今春から指揮を執る渡部峻新監督(27)が7日、30日開幕の春季リーグ戦に向けた決意を口にした。北海高を春夏計6度甲子園に導いた大西昌美前監督(62)からバトンを受け、1日にコーチから昇格。「選手に、うまくなる喜びを感じさせながら、チームとしても強くしていきたい」と意気込んだ。

恩師大西氏に学んだ社会に役立つ人間育成を土台に、自身が同大で研究してきたバイオメカニクス(運動力学)を融合した指導を目指す。冬場にはコーチとして、投手陣の動作を光学式3次元動作分析装置で分析し、フォーム改善を提案。最速148キロで昨年の春、秋に計6勝を挙げたエース左腕本前郁也(4年=札幌光星)は下半身の使い方に課題があると指摘され「下半身をひねる筋力を鍛えたら、確実にボールにキレが増した」と効果を口にした。

新監督は大学3年から、スキージャンプの科学的研究を進めてきた山本敬三教授(43)のもと、題材を野球に置きかえ、動作改善などを研究。山形・上山明新館の選手時代は甲子園経験はなく、大学では右肩、ひじの負傷で4年間、試合に出ることができなかった。「ケガの原因を突き止めれば、うまく能力を引き出せるのでは」と、自身の再起を目的に学んだものが、いつしか没頭。15年に北海道体育学会の若手研究者賞を受賞するほどの知識と情報を、指導に生かす。

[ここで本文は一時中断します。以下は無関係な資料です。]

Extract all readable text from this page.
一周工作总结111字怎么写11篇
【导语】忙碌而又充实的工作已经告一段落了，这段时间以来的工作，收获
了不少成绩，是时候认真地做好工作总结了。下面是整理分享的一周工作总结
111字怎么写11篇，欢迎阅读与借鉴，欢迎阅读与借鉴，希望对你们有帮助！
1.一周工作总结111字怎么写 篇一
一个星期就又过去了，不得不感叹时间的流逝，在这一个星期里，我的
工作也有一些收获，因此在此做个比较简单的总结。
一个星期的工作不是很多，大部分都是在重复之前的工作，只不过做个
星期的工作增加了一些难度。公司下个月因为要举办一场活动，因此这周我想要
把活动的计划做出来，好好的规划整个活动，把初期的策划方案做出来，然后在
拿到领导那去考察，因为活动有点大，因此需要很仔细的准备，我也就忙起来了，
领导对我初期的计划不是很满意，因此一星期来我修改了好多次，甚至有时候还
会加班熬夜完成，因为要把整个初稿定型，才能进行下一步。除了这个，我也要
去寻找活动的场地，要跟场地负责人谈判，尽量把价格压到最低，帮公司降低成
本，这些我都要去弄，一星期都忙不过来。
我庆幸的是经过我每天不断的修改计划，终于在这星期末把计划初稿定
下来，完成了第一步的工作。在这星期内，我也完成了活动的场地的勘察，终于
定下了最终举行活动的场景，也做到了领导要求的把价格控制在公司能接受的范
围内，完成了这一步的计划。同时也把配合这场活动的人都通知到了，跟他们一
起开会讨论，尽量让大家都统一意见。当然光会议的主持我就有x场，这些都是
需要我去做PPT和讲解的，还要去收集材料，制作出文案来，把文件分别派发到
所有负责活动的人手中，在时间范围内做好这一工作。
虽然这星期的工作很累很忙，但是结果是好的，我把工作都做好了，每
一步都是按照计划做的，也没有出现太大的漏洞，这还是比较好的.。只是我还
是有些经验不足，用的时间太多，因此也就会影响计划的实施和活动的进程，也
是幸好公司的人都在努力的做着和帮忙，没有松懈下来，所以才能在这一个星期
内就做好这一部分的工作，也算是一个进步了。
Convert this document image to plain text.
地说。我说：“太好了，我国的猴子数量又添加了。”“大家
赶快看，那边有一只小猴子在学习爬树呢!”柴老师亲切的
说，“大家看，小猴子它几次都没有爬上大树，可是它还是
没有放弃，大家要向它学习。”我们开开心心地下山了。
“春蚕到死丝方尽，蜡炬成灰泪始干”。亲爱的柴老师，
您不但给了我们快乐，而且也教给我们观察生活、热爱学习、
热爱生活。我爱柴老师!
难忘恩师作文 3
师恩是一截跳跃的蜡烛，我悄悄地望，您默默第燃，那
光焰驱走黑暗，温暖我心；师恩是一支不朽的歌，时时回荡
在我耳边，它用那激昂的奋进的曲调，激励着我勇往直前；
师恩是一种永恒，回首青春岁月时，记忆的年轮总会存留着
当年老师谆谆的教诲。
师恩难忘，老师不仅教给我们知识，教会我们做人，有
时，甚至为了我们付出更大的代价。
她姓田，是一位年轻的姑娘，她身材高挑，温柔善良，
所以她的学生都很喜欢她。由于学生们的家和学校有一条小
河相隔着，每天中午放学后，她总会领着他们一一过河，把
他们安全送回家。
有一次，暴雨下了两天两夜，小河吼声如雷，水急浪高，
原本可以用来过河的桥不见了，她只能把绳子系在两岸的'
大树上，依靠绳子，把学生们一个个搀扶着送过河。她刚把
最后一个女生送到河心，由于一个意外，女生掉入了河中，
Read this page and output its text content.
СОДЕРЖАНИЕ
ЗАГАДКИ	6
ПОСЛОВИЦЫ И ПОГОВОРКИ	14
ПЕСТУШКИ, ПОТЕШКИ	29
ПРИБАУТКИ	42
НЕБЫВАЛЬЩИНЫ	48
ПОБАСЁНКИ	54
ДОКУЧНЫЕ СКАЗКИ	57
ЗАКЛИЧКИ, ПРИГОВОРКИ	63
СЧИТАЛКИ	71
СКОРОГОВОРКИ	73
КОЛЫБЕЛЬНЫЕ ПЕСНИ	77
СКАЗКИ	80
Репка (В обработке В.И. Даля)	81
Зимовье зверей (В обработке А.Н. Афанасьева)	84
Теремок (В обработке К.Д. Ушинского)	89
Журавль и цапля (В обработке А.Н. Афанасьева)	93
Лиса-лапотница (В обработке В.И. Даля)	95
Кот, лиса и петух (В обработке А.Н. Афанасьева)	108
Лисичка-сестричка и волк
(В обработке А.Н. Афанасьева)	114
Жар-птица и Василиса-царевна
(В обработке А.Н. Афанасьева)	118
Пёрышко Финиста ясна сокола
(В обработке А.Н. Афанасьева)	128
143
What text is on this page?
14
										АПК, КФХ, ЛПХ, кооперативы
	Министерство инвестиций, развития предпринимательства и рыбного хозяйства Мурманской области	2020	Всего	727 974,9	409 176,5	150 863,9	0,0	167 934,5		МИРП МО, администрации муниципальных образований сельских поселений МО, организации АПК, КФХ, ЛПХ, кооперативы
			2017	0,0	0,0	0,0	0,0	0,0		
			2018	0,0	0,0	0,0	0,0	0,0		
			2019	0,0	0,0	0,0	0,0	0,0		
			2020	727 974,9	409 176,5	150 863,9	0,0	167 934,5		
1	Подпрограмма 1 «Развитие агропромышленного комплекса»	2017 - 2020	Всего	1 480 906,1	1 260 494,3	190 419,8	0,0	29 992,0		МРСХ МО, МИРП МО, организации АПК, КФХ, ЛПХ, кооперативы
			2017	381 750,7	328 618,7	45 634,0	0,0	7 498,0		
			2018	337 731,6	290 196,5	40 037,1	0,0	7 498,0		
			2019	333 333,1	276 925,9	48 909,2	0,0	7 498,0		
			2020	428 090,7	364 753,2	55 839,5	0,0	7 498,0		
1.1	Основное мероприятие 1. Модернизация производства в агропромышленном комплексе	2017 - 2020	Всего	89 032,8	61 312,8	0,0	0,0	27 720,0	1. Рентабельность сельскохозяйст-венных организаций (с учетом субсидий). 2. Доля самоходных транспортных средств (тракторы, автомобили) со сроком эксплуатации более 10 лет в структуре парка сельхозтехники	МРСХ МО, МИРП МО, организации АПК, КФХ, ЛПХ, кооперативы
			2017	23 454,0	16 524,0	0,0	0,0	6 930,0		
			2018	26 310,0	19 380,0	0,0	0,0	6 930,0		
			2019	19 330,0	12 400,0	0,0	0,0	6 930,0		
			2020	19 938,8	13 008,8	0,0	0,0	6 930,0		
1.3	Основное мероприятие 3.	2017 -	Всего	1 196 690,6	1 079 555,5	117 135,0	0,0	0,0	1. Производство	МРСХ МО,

グラウンドでの練習初日となった3月31日、いきなり紅白戦を実施。昨年までは、屋外に出てから約1週間、ノックや打撃練習で体をならしてから実戦に入っていた。「予期せぬことに対する臨機応変な対応力も必要。そういうところも見てみたかった」。昨年のリーグ戦は春2位、秋3位と、頂点には届かなかった。科学の力に加え、メンタル面のテコ入れも巧みに組み合わせ、最後に勝ちきれる集団へと進化させる。【永野高輔】

◆渡部峻(わたなべ・しゅん)1991年(平3)11月15日、山形・飯豊町生まれ。山形・飯豊第一小3年で野球を始め、最初は捕手で、飯豊中で内野手、上山明新館高では投手。北翔大では負傷のため4年間登板できなかったが、14年に同大大学院生涯スポーツ学研究科に進み、修了後2年間、同大の事務職員兼野球部アドバイザーを務め、昨春は非常勤講師兼コーチ。今春、講師になると同時に監督就任。右投げ左打ち。血液型O。